Financement de la campagne de Sarkozy : la voix accusatrice de Kadhafi

Addendum 30/01/14

Kadhafi – Sarkozy : liaisons dangereuses ? (vidéo)

Le 16 mars 2011, Saïf al-Islam, le fils de Kadhafi déclare à la chaîne Euronews : « Que Sarkozy rende l’argent qu’il a accepté de la Libye ». Trois jours plus tard, la France, le Royaume Uni et les États-Unis lancent les premiers raids aériens contre le Guide libyen.

En avril 2013, les accusations du sulfureux homme d’affaires libanais Ziad Takieddine déclenchent l’ouverture d’une information judiciaire, les juges français s’intéressent aux soupçons de financement occulte de la campagne présidentielle de Nicolas Sarkozy.

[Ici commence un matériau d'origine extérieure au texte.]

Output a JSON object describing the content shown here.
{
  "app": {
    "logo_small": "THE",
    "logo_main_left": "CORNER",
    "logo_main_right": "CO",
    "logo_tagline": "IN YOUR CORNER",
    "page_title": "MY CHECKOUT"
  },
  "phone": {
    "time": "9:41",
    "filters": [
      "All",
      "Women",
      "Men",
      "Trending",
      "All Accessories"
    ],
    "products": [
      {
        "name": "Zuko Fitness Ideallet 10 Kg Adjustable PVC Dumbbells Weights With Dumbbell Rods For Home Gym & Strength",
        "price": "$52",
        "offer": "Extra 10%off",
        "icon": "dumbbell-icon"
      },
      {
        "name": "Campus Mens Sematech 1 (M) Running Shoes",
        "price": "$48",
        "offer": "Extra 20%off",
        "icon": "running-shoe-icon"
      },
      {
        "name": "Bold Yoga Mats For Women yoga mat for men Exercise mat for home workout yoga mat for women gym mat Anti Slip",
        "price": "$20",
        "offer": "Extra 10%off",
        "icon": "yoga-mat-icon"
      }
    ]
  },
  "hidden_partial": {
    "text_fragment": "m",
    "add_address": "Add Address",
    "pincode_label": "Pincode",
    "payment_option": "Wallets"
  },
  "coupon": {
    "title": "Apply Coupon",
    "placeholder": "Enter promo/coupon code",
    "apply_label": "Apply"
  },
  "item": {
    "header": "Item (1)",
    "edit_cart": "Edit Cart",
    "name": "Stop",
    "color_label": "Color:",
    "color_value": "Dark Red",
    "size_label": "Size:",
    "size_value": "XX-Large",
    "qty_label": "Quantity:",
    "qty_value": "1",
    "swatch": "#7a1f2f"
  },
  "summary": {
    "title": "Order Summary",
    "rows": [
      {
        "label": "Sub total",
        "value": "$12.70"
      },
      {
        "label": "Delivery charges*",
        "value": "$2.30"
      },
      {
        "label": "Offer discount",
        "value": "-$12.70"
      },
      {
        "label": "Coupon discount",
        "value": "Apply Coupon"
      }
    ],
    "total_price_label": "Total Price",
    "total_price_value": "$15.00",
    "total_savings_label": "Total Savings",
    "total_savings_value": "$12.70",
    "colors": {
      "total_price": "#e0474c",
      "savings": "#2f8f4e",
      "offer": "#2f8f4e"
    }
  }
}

Le journaliste Pascal Henry a enquêté sur les liens politiques et financiers entre la France et la Libye depuis 2003 jusqu’au déclenchement de la guerre le 19 mars 2011. Il révèle comment Mouammar Kadhafi est passé du statut de terroriste infréquentable à celui d’interlocuteur de premier choix.

Quels intérêts étaient en jeu ? Qui sont les hommes clefs de ce rapprochement ?

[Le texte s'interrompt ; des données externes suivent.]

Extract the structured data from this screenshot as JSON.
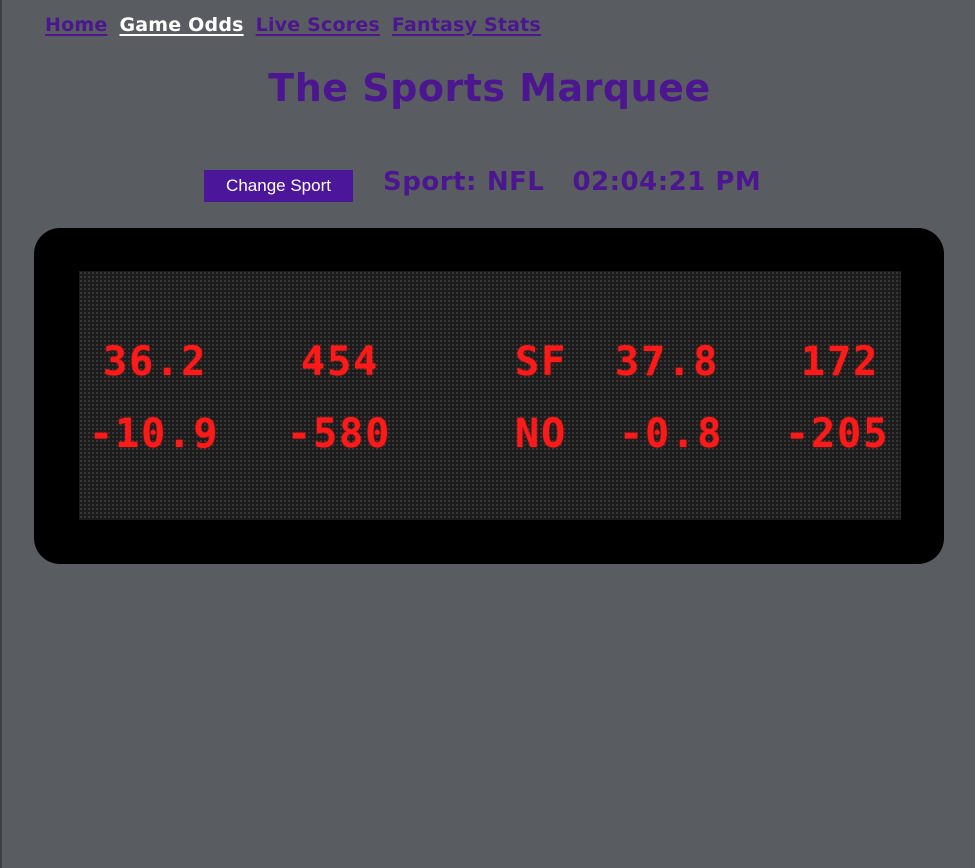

Publié le 28 janvier 2014:

Le magazine «Pièces à conviction» s’apprête à diffuser un enregistrement audio de 2011, dans lequel le dirigeant libyen assure : «C’est nous qui avons fourni les fonds» à l’ancien président.

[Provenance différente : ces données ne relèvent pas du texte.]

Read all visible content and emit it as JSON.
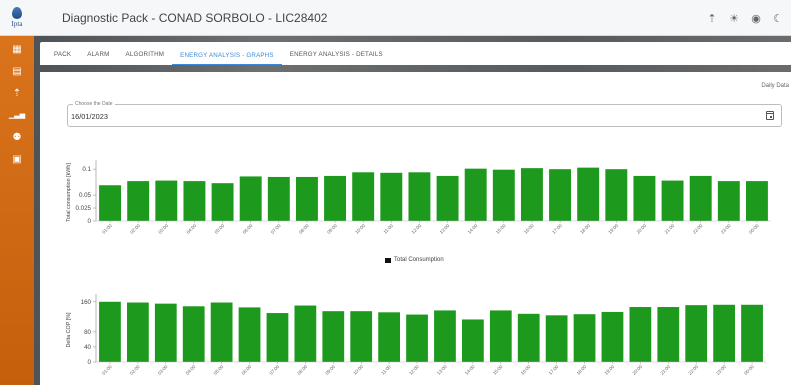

3569154-un-deal-sarkozy-kadhafi-pour-liberer-les-infirmieres-bulgaresFrance 3 diffuse mercredi soir dans son magazine Pièces à conviction un enregistrement audio d’une interview, en mars 2011, de Mouammar Kadhafi qui évoque un financement politique occulte de la campagne de Nicolas Sarkozy.

L’ancien dirigeant libyen, tué en octobre 2011, n’apporte pas de preuve à l’appui de cette accusation déjà lancée par plusieurs dignitaires de l’ancien régime, en particulier son fils Saïf al-Islam, et rejetée par Sarkozy. Accordé à l’époque pour le Figaro, l’entretien, que la journaliste Delphine Minoui avait ultérieurement retranscrit dans son ouvrage Tripoliwood (Grasset, 2011), s’est déroulé le 16 mars 2011.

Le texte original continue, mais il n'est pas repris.